Edmund Talbott was becoming concerned for Frazer’s mental health. He had encountered disturbing signs on the astral that someone was feeding the mirror with blood, and yet Talbott hadn’t heard of any deaths, hadn’t felt any souls entering the Otherworld. So that meant the feeding was deliberate. Was the mirror more powerful than he’d thought: had it taken Frazer several steps further than he imagined? If he discovered that Frazer was feeding the mirror with blood then Talbott would kill him with no more compunction than he would a dangerous insect.
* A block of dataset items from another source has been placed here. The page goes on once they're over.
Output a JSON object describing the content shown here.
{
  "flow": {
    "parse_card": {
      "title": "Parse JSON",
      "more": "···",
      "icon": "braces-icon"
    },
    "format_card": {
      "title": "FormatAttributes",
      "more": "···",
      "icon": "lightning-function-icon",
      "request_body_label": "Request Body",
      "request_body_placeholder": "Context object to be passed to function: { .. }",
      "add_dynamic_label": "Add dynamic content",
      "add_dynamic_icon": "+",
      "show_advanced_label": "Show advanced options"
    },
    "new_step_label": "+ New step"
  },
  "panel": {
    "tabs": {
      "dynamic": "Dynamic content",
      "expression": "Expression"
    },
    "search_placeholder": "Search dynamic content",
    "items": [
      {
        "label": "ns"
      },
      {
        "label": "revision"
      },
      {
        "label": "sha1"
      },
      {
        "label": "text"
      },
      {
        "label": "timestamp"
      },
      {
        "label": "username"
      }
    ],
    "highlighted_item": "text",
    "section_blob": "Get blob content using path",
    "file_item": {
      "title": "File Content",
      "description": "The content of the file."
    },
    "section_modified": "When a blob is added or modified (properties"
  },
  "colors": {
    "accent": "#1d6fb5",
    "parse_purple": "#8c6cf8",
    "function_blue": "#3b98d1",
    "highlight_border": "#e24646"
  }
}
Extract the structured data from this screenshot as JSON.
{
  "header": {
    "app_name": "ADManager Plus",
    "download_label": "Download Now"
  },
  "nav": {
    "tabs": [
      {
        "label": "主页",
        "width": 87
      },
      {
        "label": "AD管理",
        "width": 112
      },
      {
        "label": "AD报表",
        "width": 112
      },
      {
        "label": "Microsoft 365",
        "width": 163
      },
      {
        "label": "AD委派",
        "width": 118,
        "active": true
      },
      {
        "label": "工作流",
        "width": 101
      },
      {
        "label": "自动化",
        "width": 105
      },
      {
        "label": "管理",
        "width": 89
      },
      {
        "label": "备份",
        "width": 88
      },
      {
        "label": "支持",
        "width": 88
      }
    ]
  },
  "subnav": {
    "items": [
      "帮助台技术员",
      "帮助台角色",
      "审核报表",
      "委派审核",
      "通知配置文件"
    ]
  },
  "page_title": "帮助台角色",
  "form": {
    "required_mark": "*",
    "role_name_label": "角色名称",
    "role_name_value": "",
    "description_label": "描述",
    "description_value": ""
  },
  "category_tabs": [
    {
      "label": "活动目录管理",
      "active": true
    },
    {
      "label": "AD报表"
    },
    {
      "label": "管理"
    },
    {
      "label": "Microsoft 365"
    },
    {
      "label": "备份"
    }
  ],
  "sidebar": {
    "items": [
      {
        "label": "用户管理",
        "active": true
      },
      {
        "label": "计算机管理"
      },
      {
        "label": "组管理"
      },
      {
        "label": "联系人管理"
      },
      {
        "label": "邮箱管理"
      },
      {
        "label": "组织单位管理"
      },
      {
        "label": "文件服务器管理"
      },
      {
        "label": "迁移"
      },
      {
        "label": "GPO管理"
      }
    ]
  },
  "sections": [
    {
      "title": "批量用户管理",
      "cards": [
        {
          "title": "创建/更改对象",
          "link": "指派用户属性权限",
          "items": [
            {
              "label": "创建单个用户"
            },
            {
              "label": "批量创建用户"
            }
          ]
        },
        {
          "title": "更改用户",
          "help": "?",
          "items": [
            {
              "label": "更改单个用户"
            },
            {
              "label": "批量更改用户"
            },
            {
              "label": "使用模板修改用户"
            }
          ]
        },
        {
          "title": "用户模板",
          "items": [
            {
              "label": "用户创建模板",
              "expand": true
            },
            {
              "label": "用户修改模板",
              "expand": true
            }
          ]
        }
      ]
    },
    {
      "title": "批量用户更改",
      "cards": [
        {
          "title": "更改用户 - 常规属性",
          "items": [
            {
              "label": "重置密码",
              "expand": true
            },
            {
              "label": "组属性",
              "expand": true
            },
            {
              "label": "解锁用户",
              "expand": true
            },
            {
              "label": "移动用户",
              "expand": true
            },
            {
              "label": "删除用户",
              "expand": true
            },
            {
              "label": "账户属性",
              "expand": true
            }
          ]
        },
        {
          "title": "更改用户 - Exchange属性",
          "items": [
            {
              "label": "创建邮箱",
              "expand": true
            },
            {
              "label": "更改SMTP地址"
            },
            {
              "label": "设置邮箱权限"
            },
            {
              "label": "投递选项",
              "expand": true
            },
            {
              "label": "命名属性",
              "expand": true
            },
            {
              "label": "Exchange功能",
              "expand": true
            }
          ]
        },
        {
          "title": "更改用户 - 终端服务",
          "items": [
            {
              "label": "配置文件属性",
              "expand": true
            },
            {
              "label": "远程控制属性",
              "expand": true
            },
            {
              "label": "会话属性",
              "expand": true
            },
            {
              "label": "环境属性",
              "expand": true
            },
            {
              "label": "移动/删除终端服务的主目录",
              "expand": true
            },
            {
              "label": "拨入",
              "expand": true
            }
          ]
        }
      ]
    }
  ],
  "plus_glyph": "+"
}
Day turned to evening and fell into night and, around ten, just when he was contemplating giving up, a yellow cab arrived. Talbott saw a brief flurry of activity in the unmarked police car as the cab drove up the driveway to the Frazer house. The door opened almost immediately and light shafted out into the mild night air. Manny Frazer appeared, wearing a long loose coat, and climbed into the cab. Talbott immediately started up the Corolla and drove out onto the main road, timing it so that the cab ended up directly behind him. The light turned red and he used the opportunity to glance around—he had removed the rearview and side mirrors—and saw Manny pulling off her coat. He pulled in to the curbside, allowing the cab to move past him, and then pulled out behind it. He had followed it through the busy evening streets as it cut across Barham Boulevard, the Hollywood Freeway, Highland Avenue and then down onto Sunset Boulevard, eventually pulling outside a nightclub close to Crescent Heights. Talbott saw the brake lights flare and immediately turned right into a side street. The cab stopped outside what looked like a minimalist stone storefront with a single wooden door and Manny Frazer stepped out—and he immediately knew why she’d been wearing a coat when she left the house. She was wearing a tiny black dress. It barely covered her buttocks, a scooped neckline exposed most of her breasts, and when she turned her back, Talbott saw that most of her back was bare.